On May 21-23, evaluation consultants from FHI 360 facilitated a 3-day training on research ethics in Bishkek for the WLSME program and M-Vector, a local research and consulting company based in Bishkek, Kyrgyz Republic. The goal of the training was to discuss the WLSME program baseline survey tools and train staff on research instrument and data collection procedures. After the training, the baseline survey tools were tested through focus group discussions and practice survey tests among women entrepreneurs in the Kyrgyz Republic to ensure cultural relevancy. The team then used the feedback from the focus groups to adjust the survey tools before the launching the baseline survey.

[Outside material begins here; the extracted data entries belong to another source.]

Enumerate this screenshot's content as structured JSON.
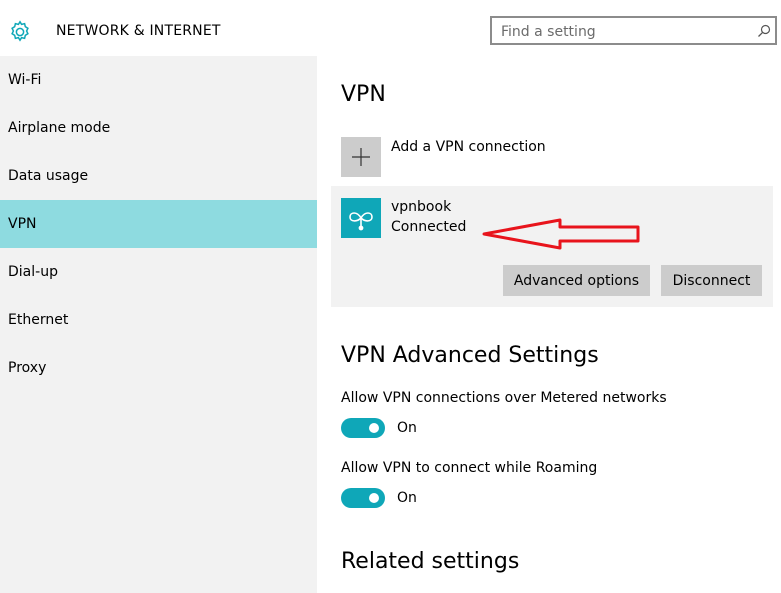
{
  "header": {
    "title": "NETWORK & INTERNET",
    "search_placeholder": "Find a setting"
  },
  "sidebar": {
    "items": [
      {
        "label": "Wi-Fi",
        "selected": false
      },
      {
        "label": "Airplane mode",
        "selected": false
      },
      {
        "label": "Data usage",
        "selected": false
      },
      {
        "label": "VPN",
        "selected": true
      },
      {
        "label": "Dial-up",
        "selected": false
      },
      {
        "label": "Ethernet",
        "selected": false
      },
      {
        "label": "Proxy",
        "selected": false
      }
    ]
  },
  "main": {
    "title": "VPN",
    "add_connection_label": "Add a VPN connection",
    "connection": {
      "name": "vpnbook",
      "status": "Connected",
      "advanced_label": "Advanced options",
      "disconnect_label": "Disconnect"
    },
    "advanced": {
      "title": "VPN Advanced Settings",
      "settings": [
        {
          "label": "Allow VPN connections over Metered networks",
          "state": "On"
        },
        {
          "label": "Allow VPN to connect while Roaming",
          "state": "On"
        }
      ]
    },
    "related_title": "Related settings"
  },
  "colors": {
    "accent": "#0fa7b8",
    "selected_nav": "#8edbe0",
    "annotation_arrow": "#e8141c"
  }
}
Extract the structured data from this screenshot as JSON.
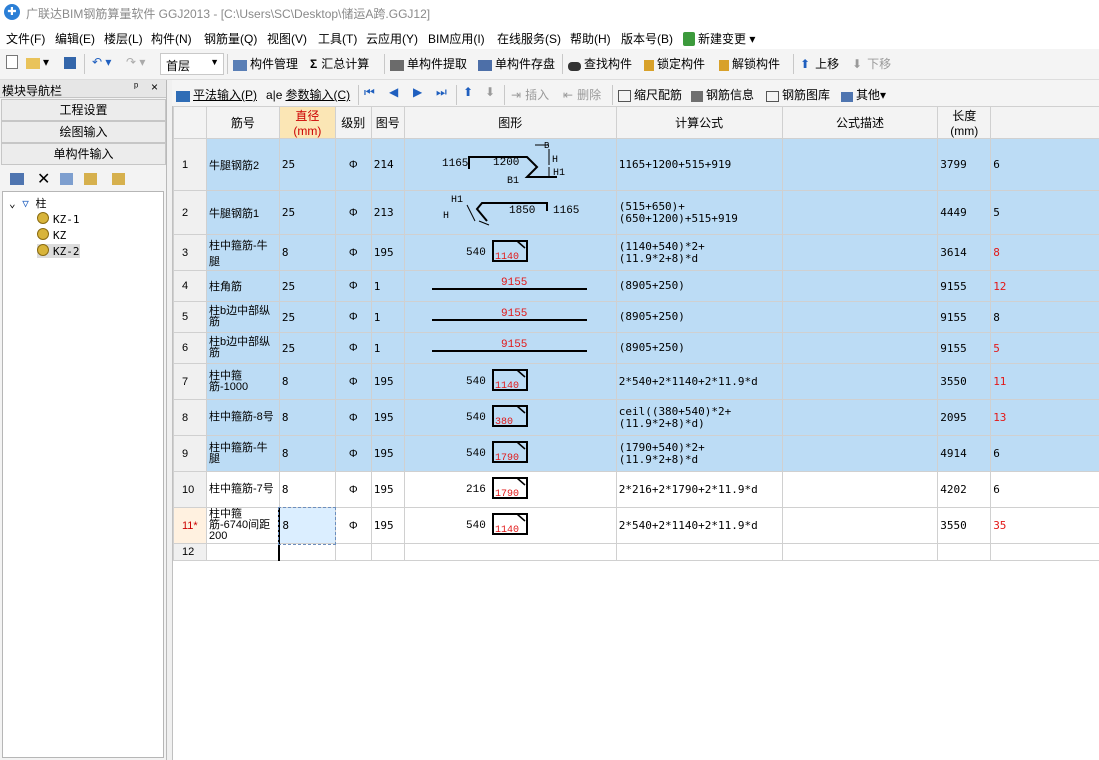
{
  "window": {
    "title": "广联达BIM钢筋算量软件 GGJ2013 - [C:\\Users\\SC\\Desktop\\储运A跨.GGJ12]"
  },
  "menu": [
    "文件(F)",
    "编辑(E)",
    "楼层(L)",
    "构件(N)",
    "钢筋量(Q)",
    "视图(V)",
    "工具(T)",
    "云应用(Y)",
    "BIM应用(I)",
    "在线服务(S)",
    "帮助(H)",
    "版本号(B)",
    "新建变更"
  ],
  "toolbar": {
    "floor": "首层",
    "buttons": [
      "构件管理",
      "汇总计算",
      "单构件提取",
      "单构件存盘",
      "查找构件",
      "锁定构件",
      "解锁构件",
      "上移",
      "下移"
    ]
  },
  "nav": {
    "title": "模块导航栏",
    "pin": "ᵖ",
    "close": "×",
    "sections": [
      "工程设置",
      "绘图输入",
      "单构件输入"
    ],
    "tree_root": "柱",
    "tree_items": [
      "KZ-1",
      "KZ",
      "KZ-2"
    ]
  },
  "subtoolbar": [
    "平法输入(P)",
    "参数输入(C)",
    "插入",
    "删除",
    "缩尺配筋",
    "钢筋信息",
    "钢筋图库",
    "其他"
  ],
  "grid": {
    "headers": [
      "",
      "筋号",
      "直径(mm)",
      "级别",
      "图号",
      "图形",
      "计算公式",
      "公式描述",
      "长度(mm)",
      ""
    ],
    "rows": [
      {
        "no": "1",
        "name": "牛腿钢筋2",
        "dia": "25",
        "grade": "Φ",
        "fig": "214",
        "formula": "1165+1200+515+919",
        "len": "3799",
        "count": "6"
      },
      {
        "no": "2",
        "name": "牛腿钢筋1",
        "dia": "25",
        "grade": "Φ",
        "fig": "213",
        "formula": "(515+650)+(650+1200)+515+919",
        "len": "4449",
        "count": "5"
      },
      {
        "no": "3",
        "name": "柱中箍筋-牛腿",
        "dia": "8",
        "grade": "Φ",
        "fig": "195",
        "formula": "(1140+540)*2+(11.9*2+8)*d",
        "len": "3614",
        "count": "8"
      },
      {
        "no": "4",
        "name": "柱角筋",
        "dia": "25",
        "grade": "Φ",
        "fig": "1",
        "formula": "(8905+250)",
        "len": "9155",
        "count": "12"
      },
      {
        "no": "5",
        "name": "柱b边中部纵筋",
        "dia": "25",
        "grade": "Φ",
        "fig": "1",
        "formula": "(8905+250)",
        "len": "9155",
        "count": "8"
      },
      {
        "no": "6",
        "name": "柱b边中部纵筋",
        "dia": "25",
        "grade": "Φ",
        "fig": "1",
        "formula": "(8905+250)",
        "len": "9155",
        "count": "5"
      },
      {
        "no": "7",
        "name": "柱中箍筋-1000",
        "dia": "8",
        "grade": "Φ",
        "fig": "195",
        "formula": "2*540+2*1140+2*11.9*d",
        "len": "3550",
        "count": "11"
      },
      {
        "no": "8",
        "name": "柱中箍筋-8号",
        "dia": "8",
        "grade": "Φ",
        "fig": "195",
        "formula": "ceil((380+540)*2+(11.9*2+8)*d)",
        "len": "2095",
        "count": "13"
      },
      {
        "no": "9",
        "name": "柱中箍筋-牛腿",
        "dia": "8",
        "grade": "Φ",
        "fig": "195",
        "formula": "(1790+540)*2+(11.9*2+8)*d",
        "len": "4914",
        "count": "6"
      },
      {
        "no": "10",
        "name": "柱中箍筋-7号",
        "dia": "8",
        "grade": "Φ",
        "fig": "195",
        "formula": "2*216+2*1790+2*11.9*d",
        "len": "4202",
        "count": "6"
      },
      {
        "no": "11*",
        "name": "柱中箍筋-6740间距200",
        "dia": "8",
        "grade": "Φ",
        "fig": "195",
        "formula": "2*540+2*1140+2*11.9*d",
        "len": "3550",
        "count": "35"
      },
      {
        "no": "12",
        "name": "",
        "dia": "",
        "grade": "",
        "fig": "",
        "formula": "",
        "len": "",
        "count": ""
      }
    ],
    "shape_labels": {
      "r1": [
        "1165",
        "1200",
        "B1",
        "B",
        "H",
        "H1"
      ],
      "r2": [
        "H1",
        "H",
        "1850",
        "1165"
      ],
      "r3": [
        "540",
        "1140"
      ],
      "r4": [
        "9155"
      ],
      "r5": [
        "9155"
      ],
      "r6": [
        "9155"
      ],
      "r7": [
        "540",
        "1140"
      ],
      "r8": [
        "540",
        "380"
      ],
      "r9": [
        "540",
        "1790"
      ],
      "r10": [
        "216",
        "1790"
      ],
      "r11": [
        "540",
        "1140"
      ]
    }
  },
  "colors": {
    "selected_row": "#bcdcf5",
    "accent_red": "#e21818",
    "title_gray": "#8a8a8a"
  }
}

Overall, it is expected that 1,125 women entrepreneurs enrolled in the WLSME program will participate in the evaluation. Of this, 750 women will be in the treatment group and 375 women will be in the control group. The team took several measures to ensure the highest level of objectivity and rigor for valid results including: developing and testing the survey tools, training staff and facilitating discussion on best practices.
In comparing the results from this initial baseline survey with the results from the endline survey, the WLSME program will be able to measure success in promoting women’s leadership in the Small and Medium Enterprise (SME) sector. This comparison, or impact evaluation, will track our beneficiaries’ progress throughout the program by capturing changes in outcome and impact indicators. This will reveal whether or not the WLSME intervention was effective and generate valuable lessons for the development field.